Vitalik Buterin, a co-founder of Ethereum, has proposed a significant transformation for the network’s execution pillar by suggesting a transition from the Ethereum Virtual Machine (EVM) contract language to the RISC-V instruction set architecture.
In a proposal released on April 20, Buterin highlighted several critical constraints that Ethereum must overcome to ensure its scalability and ongoing competitiveness in the blockchain landscape.
Key areas identified include enhancing data availability sampling, fostering robust competition in block production, and refining the generation of zero-knowledge proofs.
Buterin Advocates for RISC-V to Enhance Ethereum’s Zero-Knowledge Features
Buterin articulated that the integration of RISC-V could pave the way for substantial improvements in these domains, especially with respect to zero-knowledge capabilities, which are becoming increasingly vital to Ethereum’s long-term success.
“The beam chain initiative holds significant potential for streamlining Ethereum’s consensus layer,” Buterin stated. “However, for the execution layer to achieve similar advantages, a transformative approach such as this might be the only feasible route.”
This proposal emerges amid increasing pressure on Ethereum to keep up with newer, high-throughput blockchain platforms like Solana and Sui.
These alternative networks provide faster and more affordable transaction options, enticing a growing user and developer base.
At the same time, Ethereum’s revenue from “blob fees” — a type of transaction fee generated by layer-2 networks — has significantly decreased.
Data from Etherscan indicates that blob fees fell to a mere 3.18 ETH (around $5,000) in the week ending March 30, while average network fees in April 2025 hit a five-year low of $0.16 per transaction.
Brian Quinlivan, marketing director at Santiment, attributes this decline in fees to a reduction in activities on the Ethereum base layer, as users increasingly turn to layer-2 solutions.
While these networks assist in lowering transaction costs, they have also diverted substantial fee revenue from Ethereum’s foundational infrastructure.
BREAKING: Ethereum fees are at a 5-year low, with transactions currently costing just $0.168. This represents the lowest daily cost for $ETH transfers since May 2, 2020. Our latest insight provides an overview.
https://t.co/fg5CfRgsHn pic.twitter.com/QlLwyzdm1F
— Santiment (@santimentfeed) April 16, 2025
This trend raises questions about the future viability of the Ethereum base layer.
With ETH prices already facing downward pressure, analysts caution that a continued decline in base-layer activity could further decrease Ether’s value, potentially dropping it to around $1,100 if sentiment among investors does not improve.
VC Links Layer-2 Networks to Diminishing Appeal of Ether
In a recent commentary, crypto venture capitalist Nic Carter of Castle Island Ventures identified two primary factors weakening Ether’s value: the emergence of layer-2 (L2) scaling solutions and unchecked token issuance.

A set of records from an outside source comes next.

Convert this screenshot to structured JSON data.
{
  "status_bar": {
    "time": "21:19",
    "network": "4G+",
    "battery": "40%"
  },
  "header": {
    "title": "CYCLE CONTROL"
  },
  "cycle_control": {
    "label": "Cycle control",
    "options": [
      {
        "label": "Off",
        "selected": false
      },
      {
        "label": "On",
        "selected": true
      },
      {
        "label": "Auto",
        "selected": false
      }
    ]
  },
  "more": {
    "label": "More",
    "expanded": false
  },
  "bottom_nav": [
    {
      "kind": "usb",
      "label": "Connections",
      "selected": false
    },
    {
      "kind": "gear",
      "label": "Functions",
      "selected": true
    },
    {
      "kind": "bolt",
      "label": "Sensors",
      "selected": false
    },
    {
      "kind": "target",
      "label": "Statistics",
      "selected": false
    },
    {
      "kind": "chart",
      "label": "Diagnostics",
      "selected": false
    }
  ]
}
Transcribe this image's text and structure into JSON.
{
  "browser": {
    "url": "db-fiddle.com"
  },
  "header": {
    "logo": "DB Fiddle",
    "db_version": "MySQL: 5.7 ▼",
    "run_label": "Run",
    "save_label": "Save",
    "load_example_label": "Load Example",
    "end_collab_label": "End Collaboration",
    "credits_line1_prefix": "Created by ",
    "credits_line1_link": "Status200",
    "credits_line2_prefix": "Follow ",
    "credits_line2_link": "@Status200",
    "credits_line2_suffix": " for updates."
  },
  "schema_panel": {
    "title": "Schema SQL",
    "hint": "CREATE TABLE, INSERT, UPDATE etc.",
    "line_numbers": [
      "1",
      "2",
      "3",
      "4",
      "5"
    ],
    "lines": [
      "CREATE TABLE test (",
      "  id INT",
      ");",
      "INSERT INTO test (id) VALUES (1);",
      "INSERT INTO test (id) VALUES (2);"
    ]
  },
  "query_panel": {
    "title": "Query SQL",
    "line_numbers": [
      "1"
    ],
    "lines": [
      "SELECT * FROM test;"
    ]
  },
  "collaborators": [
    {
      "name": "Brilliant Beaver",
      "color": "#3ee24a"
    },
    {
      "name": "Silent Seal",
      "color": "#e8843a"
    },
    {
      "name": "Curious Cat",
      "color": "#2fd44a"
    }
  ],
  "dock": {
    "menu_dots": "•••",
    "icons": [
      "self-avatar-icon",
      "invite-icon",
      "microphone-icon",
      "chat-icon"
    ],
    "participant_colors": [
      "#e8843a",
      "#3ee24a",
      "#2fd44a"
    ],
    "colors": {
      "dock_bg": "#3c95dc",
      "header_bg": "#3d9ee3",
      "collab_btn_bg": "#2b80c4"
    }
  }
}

Carter asserted that “greedy Eth L2s” are extracting value from Ethereum’s base layer without adequately contributing back.
He further criticized the Ethereum ecosystem for allowing excessive token creation, claiming that “ETH was buried in an avalanche of its own tokens. Died by its own hand.”
His remarks echoed a similar bleak outlook from Quinn Thompson, founder of Lekker Capital, who stated that Ethereum’s investment potential is “completely dead.”
Thompson pointed to declining transaction volumes, stagnant user growth, and dwindling network revenues as indicators that ETH lacks a compelling investment proposition, despite its functionality as a blockchain platform.
Make no mistake, $ETH as an investment is completely dead. A $225 billion market cap network that is seeing declines in transaction activity, user growth and fees/revenues. There is no investment case here. As a network with utility? Yes. As an investment? Absolutely not. pic.twitter.com/XjZNjPjy2s
— Quinn Thompson (@qthomp) March 28, 2025
Last September, Carter warned that Ethereum’s fee revenue had declined by 99% over the previous six months as L2 networks captured user engagement and revenue, all while offering little to bolster Ethereum’s base layer.